Indeed, the author says little that hasn’t been said before, but she packs a trove of ideological assumptions into nearly every page. Inducing guilt in non-native readers would seem to be the guiding idea behind Dunbar-Ortiz’s (Emerita, Ethnic Studies/California State Univ., Hayward Blood on the Border: A Memoir of the Contra War, 2005, etc.) survey, which is hardly a new strategy. And so, this book would seem to suggest, did every other native victim of colonialism. Still, an unusually upbeat military history of the war that served as a training ground for Operation Desert Storm.Ĭuster died for your sins. Starting with Carter, they argue, American policy has begun to promote democracy and human rights in Latin America, replacing the old image of ``Yankee imperialism.'' Recent revelations about the high number of Panamanian casualties during the invasion leave some doubt as to exactly how efficient American forces were.
Operation just cause free#
The authors see the kind of small, splendidly trained and equipped all-volunteer army that defeated Noriega as well suited for the role of possibly stabilizing other countries in order to buy time to allow democratic societies and free economies to develop. Finally, President Bush, his patience exhausted, gave go-ahead orders to the planners of Operation Just Cause, Generals Powell and Thurmon, who, the authors note, had learned in Vietnam the high price of the piecemeal application of deadly force-a price not paid again in Panama as, under the unified command of General Carl Stiner, elite American units from all service branches swept away the well-armed forces of Noriega in eight hours. The general had also worked with Cuba against US interests, endangering Canal security and American citizens.

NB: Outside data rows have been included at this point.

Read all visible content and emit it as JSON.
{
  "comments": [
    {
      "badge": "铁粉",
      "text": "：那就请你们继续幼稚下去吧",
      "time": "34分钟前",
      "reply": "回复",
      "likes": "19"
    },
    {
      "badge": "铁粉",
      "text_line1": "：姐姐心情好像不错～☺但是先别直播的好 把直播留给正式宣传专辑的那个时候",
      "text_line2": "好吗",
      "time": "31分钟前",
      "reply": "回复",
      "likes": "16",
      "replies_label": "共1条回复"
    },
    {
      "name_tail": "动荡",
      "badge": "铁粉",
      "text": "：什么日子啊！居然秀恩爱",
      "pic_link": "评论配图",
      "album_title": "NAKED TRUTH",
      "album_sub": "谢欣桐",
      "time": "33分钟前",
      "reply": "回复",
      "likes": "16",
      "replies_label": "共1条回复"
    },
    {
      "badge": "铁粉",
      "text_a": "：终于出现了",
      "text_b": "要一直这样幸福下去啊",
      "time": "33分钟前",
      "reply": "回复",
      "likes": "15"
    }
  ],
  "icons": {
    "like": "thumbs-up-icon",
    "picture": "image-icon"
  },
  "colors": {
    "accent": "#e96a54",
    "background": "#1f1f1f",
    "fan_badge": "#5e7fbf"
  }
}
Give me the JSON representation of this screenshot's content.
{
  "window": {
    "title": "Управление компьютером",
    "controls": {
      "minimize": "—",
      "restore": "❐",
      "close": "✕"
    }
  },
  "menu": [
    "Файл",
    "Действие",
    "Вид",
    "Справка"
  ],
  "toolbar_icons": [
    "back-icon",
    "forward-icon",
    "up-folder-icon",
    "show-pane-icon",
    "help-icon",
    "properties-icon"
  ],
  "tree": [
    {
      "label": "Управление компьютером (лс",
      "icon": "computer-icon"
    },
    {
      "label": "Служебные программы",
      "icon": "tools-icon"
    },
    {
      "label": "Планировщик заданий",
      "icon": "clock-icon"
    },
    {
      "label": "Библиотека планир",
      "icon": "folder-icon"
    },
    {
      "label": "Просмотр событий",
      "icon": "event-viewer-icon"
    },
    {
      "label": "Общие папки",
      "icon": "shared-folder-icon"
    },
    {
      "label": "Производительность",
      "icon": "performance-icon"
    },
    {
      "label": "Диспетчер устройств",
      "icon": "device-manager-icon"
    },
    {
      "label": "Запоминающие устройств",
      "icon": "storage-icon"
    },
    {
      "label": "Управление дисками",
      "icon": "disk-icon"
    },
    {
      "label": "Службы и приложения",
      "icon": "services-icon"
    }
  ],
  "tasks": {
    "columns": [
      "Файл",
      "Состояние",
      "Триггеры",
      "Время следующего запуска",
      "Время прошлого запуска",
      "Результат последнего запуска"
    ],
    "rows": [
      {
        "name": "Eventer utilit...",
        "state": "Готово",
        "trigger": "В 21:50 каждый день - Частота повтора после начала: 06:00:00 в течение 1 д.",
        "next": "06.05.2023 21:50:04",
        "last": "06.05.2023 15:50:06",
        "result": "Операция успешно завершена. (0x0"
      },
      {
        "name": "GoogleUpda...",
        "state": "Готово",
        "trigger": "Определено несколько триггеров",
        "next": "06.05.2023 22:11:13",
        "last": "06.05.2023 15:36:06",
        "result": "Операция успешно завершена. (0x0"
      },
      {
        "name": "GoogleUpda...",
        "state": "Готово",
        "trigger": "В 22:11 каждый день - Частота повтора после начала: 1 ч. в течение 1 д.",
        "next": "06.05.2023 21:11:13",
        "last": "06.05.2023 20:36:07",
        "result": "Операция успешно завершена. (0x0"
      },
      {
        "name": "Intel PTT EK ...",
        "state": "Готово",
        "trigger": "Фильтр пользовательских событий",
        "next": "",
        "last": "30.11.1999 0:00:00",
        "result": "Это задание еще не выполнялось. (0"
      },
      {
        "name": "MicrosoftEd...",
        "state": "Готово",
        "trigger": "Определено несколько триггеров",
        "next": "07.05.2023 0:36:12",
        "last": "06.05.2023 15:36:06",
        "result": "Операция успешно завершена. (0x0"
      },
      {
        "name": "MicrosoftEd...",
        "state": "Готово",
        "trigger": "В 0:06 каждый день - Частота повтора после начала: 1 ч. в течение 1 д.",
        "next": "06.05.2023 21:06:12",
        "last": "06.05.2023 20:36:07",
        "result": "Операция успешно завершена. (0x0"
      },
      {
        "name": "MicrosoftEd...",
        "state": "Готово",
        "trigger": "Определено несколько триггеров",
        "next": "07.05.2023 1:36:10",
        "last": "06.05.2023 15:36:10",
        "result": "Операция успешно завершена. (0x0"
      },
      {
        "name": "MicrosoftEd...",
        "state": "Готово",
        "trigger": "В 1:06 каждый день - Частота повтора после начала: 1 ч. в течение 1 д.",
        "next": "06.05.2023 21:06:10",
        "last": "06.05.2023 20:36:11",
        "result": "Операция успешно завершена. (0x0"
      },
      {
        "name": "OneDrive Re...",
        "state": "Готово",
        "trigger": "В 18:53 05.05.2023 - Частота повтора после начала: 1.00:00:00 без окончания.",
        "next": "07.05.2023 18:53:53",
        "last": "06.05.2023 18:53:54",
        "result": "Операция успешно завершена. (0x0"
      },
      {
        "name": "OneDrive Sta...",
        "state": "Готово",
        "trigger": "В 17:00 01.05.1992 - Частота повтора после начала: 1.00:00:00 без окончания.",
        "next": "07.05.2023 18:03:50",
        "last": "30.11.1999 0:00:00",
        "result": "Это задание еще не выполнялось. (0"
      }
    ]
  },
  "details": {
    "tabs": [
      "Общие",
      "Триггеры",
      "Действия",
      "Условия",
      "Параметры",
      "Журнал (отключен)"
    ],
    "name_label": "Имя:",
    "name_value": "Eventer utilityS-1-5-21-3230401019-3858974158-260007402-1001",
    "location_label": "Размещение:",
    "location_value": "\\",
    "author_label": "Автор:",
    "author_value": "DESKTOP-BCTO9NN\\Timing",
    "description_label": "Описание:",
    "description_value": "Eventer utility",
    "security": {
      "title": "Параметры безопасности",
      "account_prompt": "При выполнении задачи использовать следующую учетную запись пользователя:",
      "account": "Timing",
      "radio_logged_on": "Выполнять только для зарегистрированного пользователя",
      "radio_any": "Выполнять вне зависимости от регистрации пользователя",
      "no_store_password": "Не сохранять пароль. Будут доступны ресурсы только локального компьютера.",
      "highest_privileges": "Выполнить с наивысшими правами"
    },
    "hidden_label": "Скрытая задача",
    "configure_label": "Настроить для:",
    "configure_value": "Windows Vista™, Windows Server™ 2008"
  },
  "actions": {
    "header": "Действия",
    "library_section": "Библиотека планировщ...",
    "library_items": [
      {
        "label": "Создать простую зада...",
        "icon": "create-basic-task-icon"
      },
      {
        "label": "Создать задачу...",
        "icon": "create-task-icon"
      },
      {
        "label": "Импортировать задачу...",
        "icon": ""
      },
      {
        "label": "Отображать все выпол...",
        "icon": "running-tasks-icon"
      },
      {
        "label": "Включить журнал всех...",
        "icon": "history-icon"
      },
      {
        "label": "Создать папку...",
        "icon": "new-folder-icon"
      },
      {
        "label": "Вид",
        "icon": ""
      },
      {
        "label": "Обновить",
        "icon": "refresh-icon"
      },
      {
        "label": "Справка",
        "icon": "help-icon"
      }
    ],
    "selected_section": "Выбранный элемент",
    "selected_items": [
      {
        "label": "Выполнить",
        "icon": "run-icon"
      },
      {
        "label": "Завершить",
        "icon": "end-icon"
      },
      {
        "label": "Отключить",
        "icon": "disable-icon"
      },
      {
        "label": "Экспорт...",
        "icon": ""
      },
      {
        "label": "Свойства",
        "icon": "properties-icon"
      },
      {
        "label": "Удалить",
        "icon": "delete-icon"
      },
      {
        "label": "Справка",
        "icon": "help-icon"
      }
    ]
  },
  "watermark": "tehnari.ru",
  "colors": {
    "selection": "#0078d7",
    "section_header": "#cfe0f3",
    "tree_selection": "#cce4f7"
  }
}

According to Donnelly, Roth, and Baker, Noriega and his henchmen had stolen elections, looted the Treasury of Panama, murdered, kidnapped, beat, and tortured rivals, built a ruthless military force, dealt in lucrative drug trafficking, detained and beat Americans, and, finally, killed a US marine officer. Noriega's intelligence services to the US about Cuba and the Marxist forces in Central America, the authors say, it was clear to the White House that the Panamanian strongman had to be deposed. Three editors of Army Times offer a minutely detailed-and adulatory-narrative of Operation Just Cause, the US invasion of Panama in December 1989.